22. Kupu-Kupu Tanpa Sayap
Yeehaw! Update spesial ultah gua nih yang ke 21 hiyahiya 🤧
Ucapin dong gays *EHEM*
"Yakin mau beli? Harganya mahal lho."
Sudah 10 menit sejak pesan itu masuk, tapi aku belum membalasnya karena takut dengan jawabanku sendiri. Keraguan mendadak datang, padahal tadi aku sangat yakin memilih jalan ini. Berkali-kali aku menghidupkan ponsel, lalu mematikannya setelah mengetik "aku", dan akhirnya hanya berbaring telentang, menatap langit-langit kamar yang gelap. Lampu sengaja kumatikan, tirai jendela pun belum disibak.
Semalam, aku tidak tidur, sibuk mencari obat aborsi lewat internet. Butuh waktu lama, kesabaran tingkat tinggi, dan serangkaian acara menangis karena merasa bersalah, tapi aku berhasil menemukannya.
Tanpa identitas, ada seseorang yang bilang bisa membantuku, bersedia mengirimkannya secepat mungkin, asal aku membayar mahal. Siapapun dia, tidak tahu bahwa bukan uang masalahnya. Aku kasihan pada bayi ini, juga mengkhawatirkan Jaehyun, yang pasti tidak setuju.
Si bayi memang tidak punya salah apa-apa, tapi kehadirannya akan menyebabkan masalah. Aku tak bisa memilih dia tanpa membuang impianku. Begitupun sebaliknya. Salah satu harus dikorbankan, dan aku sudah menetapkan pilihan yang kuharap benar.
Dunia ini kejam. Kau tidak bisa bertahan dengan melakukan hal yang "baik" saja.
Seperti anak jalanan yang terpaksa mencopet untuk makan.
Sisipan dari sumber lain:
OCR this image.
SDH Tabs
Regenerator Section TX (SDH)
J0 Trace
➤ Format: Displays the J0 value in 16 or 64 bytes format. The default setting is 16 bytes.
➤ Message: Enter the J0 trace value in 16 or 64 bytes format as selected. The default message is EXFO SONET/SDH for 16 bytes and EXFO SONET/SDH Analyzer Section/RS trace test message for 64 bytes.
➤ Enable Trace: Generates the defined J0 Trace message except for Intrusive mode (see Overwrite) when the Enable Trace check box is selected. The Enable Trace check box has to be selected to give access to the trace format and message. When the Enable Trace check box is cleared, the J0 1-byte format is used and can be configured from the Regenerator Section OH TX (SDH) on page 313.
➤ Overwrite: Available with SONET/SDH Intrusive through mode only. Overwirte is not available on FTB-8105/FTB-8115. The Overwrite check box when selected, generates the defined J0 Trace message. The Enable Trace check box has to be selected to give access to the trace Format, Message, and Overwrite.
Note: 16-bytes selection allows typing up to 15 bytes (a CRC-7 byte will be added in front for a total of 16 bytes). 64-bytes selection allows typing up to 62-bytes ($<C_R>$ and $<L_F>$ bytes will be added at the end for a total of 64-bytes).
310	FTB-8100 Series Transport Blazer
Murid sekolah yang mencontek agar dapat nilai bagus.
Ada pula gadis yang harus aborsi supaya hidupnya normal lagi.
Maaf, nak...
Orang egois sepertiku belum layak dipanggil 'mama'.
Aku menghapus air mataku, memaksa jari-jariku bergerak membalas pesan itu dengan alamat rumah serta bukti pembayaran.
Selesai.
Tak kusangka uang yang kukumpulkan untuk menyusul Yuta justru dipakai membeli obat aborsi. Apa boleh buat.
Aku menenggelamkan wajahku di bantal, merasakan dingin yang tak ada hubungannya dengan suhu udara. Dingin ini begitu terasa, nyaris membuat menggigil, sehingga aku berlindung dalam selimut, sampai suara ibuku menginterupsi.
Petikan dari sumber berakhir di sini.